Seit dem vergangenen Montag heißt die Staatliche Realschule für Mädchen in Aschaffenburg Ruth-Weiss-Schule. Rund 700 Schülerinnen lernen hier. Zum Festakt zur offiziellen Namensgebung kamen nicht nur die 85-jährige Ruth Weiss, sondern auch zahlreiche ihrer Angehörigen und Wegbegleiter, unter anderen der südafrikanische Freiheitskämpfer Denis Goldberg.

Wurzeln Die Stadt Aschaffenburg und das bayerische Kultusministerium ehren mit der Namensgebung eine Jüdin, deren Familie einst in der Region verwurzelt war.

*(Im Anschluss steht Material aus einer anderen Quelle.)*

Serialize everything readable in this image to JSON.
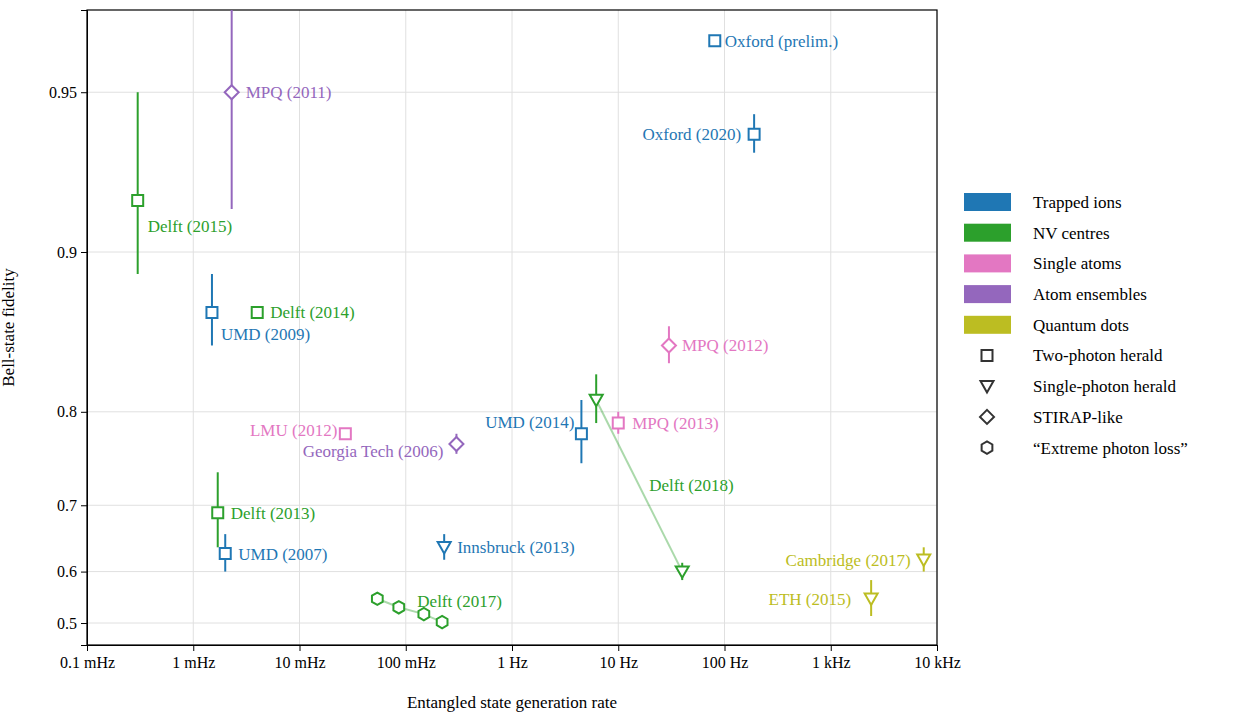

Mathias Löwenthal, ein Onkel von Ruth Weiss, unterhielt bis zur »Arisierung« ein florierendes Kaufhaus in der Aschaffenburger Innenstadt. Weiss selbst lebte im fränkischen Fürth und floh 1936 nach Südafrika. Doch dort erfuhr sie bald, wie sie sagt, »dass es überall Unrecht gibt«: Als Journalistin kämpfte sie schreibend gegen die Rassentrennung im Apartheids-System, bis sie 1966 Einreiseverbot in Südafrika erhielt.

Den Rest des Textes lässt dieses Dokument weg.